I apologize beforehand for my obscene levels of ignorance and stupidity but someone convinced me to post on this thread with my findings as it may have an off chance of shedding some light on the matter. I encountered this error while attempting to run Fedora 40 and some of its spins and derivatives, all of them having this issue with nvidia driver 550. However, I wasn’t experiencing it on Nixos 24.05, which uses that very same 550.78 driver according to Nvidia Xserver settings. I found it odd that on Fedora, chromium was trying to run with the nvidia card at all, as I have an igpu that I use for most applications. Which is how I believe I’ve set it up on Nixos, I only run specific applications with the dgpu, so why trying to run chromium on Fedora causes the nvidia driver to have issues is a mystery to me, as I would expect it to run using only the igpu. Either way, these are all the settings I believe could be relevant to the situation in my nix config file, where the dgpu works with no issues and I can even run electron based applications, even chromium itself, with nvidia-offload, and it works perfectly fine:

services.xserver.videoDrivers = [“nvidia”];
hardware.nvidia = {
modesetting.enable = true;
powerManagement.enable = false;
powerManagement.finegrained = false;
open = false;
nvidiaSettings = true;
package = config.boot.kernelPackages.nvidiaPackages.beta;
};
hardware.nvidia.prime = {
offload = {
enable = true;
enableOffloadCmd = true;
};
intelBusId = “PCI:0:2:0”;
nvidiaBusId = “PCI:1:0:0”;
};

This is all probably completely useless information and it’s obvious to everyone but me, but there.

*the dgpu is pascal arch

Hello! Exactly the same problems with driver 560.35.03. It looks like the problem is in the kernel configuration.
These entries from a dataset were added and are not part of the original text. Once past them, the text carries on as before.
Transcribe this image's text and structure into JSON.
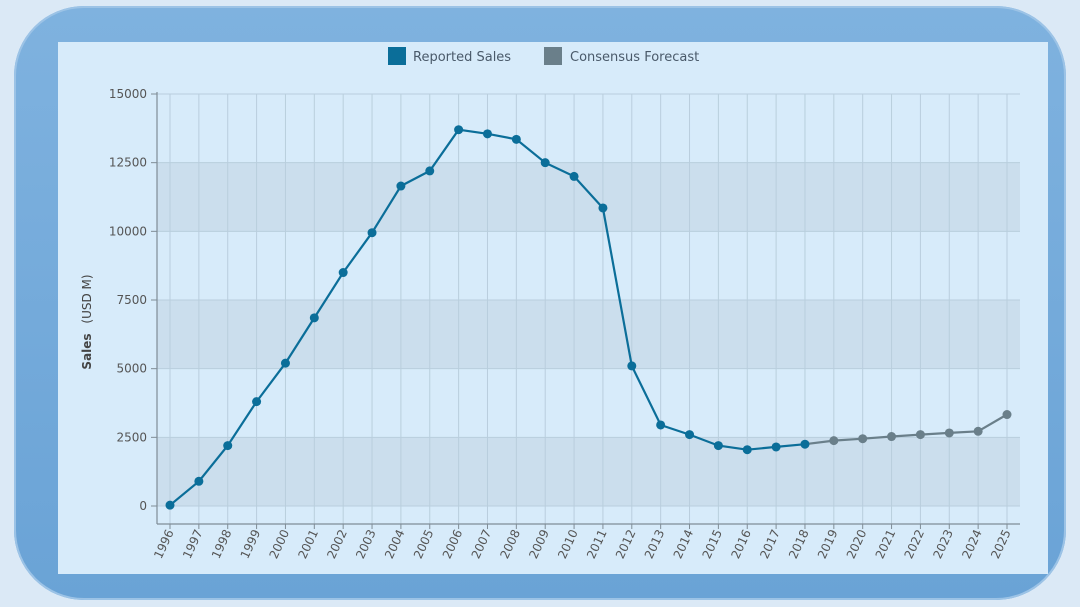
{
  "chart_data": {
    "type": "line",
    "x": [
      1996,
      1997,
      1998,
      1999,
      2000,
      2001,
      2002,
      2003,
      2004,
      2005,
      2006,
      2007,
      2008,
      2009,
      2010,
      2011,
      2012,
      2013,
      2014,
      2015,
      2016,
      2017,
      2018,
      2019,
      2020,
      2021,
      2022,
      2023,
      2024,
      2025
    ],
    "series": [
      {
        "name": "Reported Sales",
        "color": "#0b6e99",
        "x": [
          1996,
          1997,
          1998,
          1999,
          2000,
          2001,
          2002,
          2003,
          2004,
          2005,
          2006,
          2007,
          2008,
          2009,
          2010,
          2011,
          2012,
          2013,
          2014,
          2015,
          2016,
          2017,
          2018
        ],
        "values": [
          30,
          900,
          2200,
          3800,
          5200,
          6850,
          8500,
          9950,
          11650,
          12200,
          13700,
          13550,
          13350,
          12500,
          12000,
          10850,
          5100,
          2950,
          2600,
          2200,
          2050,
          2150,
          2250
        ]
      },
      {
        "name": "Consensus Forecast",
        "color": "#6a7f8a",
        "x": [
          2018,
          2019,
          2020,
          2021,
          2022,
          2023,
          2024,
          2025
        ],
        "values": [
          2250,
          2380,
          2450,
          2530,
          2600,
          2660,
          2720,
          3330
        ]
      }
    ],
    "ylabel_bold": "Sales",
    "ylabel_unit": "(USD M)",
    "ylim": [
      0,
      15000
    ],
    "yticks": [
      0,
      2500,
      5000,
      7500,
      10000,
      12500,
      15000
    ],
    "legend_position": "top-center",
    "grid": true
  }
}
For example, a stock image works great cfg_default.txt (270.1 KB)

Also works well on the new kernel version cfg_custom_desktop.txt (253.6 KB)

but there is a problem with the server implementation cfg_custom_server_100hz.txt (240.2 KB)

On hybrid systems (nvidia+intel), setting the BIOS parameters such as Aperture Size and DVMT Pre-allocated can help.

I am getting the error kernel: [drm:__nv_drm_gem_nvkms_memory_prime_get_sg_table [nvidia_drm]] *ERROR* [nvidia-drm] [GPU ID 0x00000100] Cannot create sg_tabl e for NvKmsKapiMemory 0x000000006527f86e on an AMD laptop with switchable graphics when running gamescope which causes it to crash. This is on driver version 560.35.03 and it happens with both the proprietary and open source kernel modules.